Но погоди, как же так? Завершение, ознаменованное поцелуем, ты вытеснил жалким, половинчатым взмахом руки, и этот взмах даст резонанс, окрасит ее память о тебе; нет, этого нельзя так оставить. Я вернулся и встал напротив нее, но теперь она стояла лицом к выложенной плиткой стене и смотрела на киноафишу. Я позвал ее по имени, не зная, что намерен сказать, но, к моему удивлению и смятению, она не обернулась; она не могла меня не услышать, если только в уши не были вставлены наушники-капельки, однако я их не видел. Может быть, плачет и не хочет, чтобы я об этом узнал? Может быть, злится? Выражает безразличие? Или, наоборот, показывает, что внутри у нее все кипит? Глубоко в туннеле слева от меня возник желтый прожектор поезда, он приближался, бросая свет на рельсы. Я понесся по лестнице вверх, потом вниз, на ее сторону; когда грохочущий поезд начал тормозить у платформы, я коснулся ее – а значит, ничего предыдущего не было – коснулся, просыпаясь наутро в Институте обнуленного искусства.
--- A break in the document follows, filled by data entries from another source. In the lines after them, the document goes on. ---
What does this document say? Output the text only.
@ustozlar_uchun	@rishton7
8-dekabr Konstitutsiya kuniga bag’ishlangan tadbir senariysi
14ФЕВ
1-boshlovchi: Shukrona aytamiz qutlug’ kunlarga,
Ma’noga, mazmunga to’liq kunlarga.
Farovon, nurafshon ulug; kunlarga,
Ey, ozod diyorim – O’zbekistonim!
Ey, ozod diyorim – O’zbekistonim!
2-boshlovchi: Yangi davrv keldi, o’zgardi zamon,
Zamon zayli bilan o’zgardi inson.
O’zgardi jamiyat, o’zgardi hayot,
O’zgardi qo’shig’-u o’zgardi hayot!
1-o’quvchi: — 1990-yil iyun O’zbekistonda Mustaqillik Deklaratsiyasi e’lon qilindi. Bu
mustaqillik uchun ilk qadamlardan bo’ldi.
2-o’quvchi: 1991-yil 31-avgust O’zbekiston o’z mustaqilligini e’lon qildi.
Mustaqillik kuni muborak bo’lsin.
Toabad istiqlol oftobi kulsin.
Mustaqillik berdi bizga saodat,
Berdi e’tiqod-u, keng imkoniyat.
Дорогой Бен, – удалил я, – благодарю Вас за гостеприимное предложение напечататься в первом номере Вашего журнала и за стихотворение, которое Вы прислали.
Пользовался ли Бронк вообще электронной почтой? Не уверен. Он умер в 1999 году.
В положении непризнанного автора есть свои преимущества, но время от времени от них неплохо и отдохнуть.
Это парафраз: примерно то же он написал Чарльзу Олсону[97] в начале шестидесятых.
Так что Ваше доброе письмо пришлось кстати. Но стихов для журнала, боюсь, у меня нет. Ваше письмо побудило меня проглядеть написанное в последнее время, и, пытаясь это читать, я осознал, сколько нужно терпимости и какая сильная требуется предрасположенность, чтобы читать меня вообще. Может быть, Вам приятно будет узнать, что я очень высоко ценю Ваш отзыв о моих стихах, в особенности Вашу похвалу в адрес стихотворения «В середине лета», тем более что мой сборник Вам подарил Бернард, которому, я надеюсь, Вы передадите мой горячий привет. Темные времена переносить легче, когда знаешь, кто твои друзья и где они.
Эта последняя фраза совсем на него не похожа.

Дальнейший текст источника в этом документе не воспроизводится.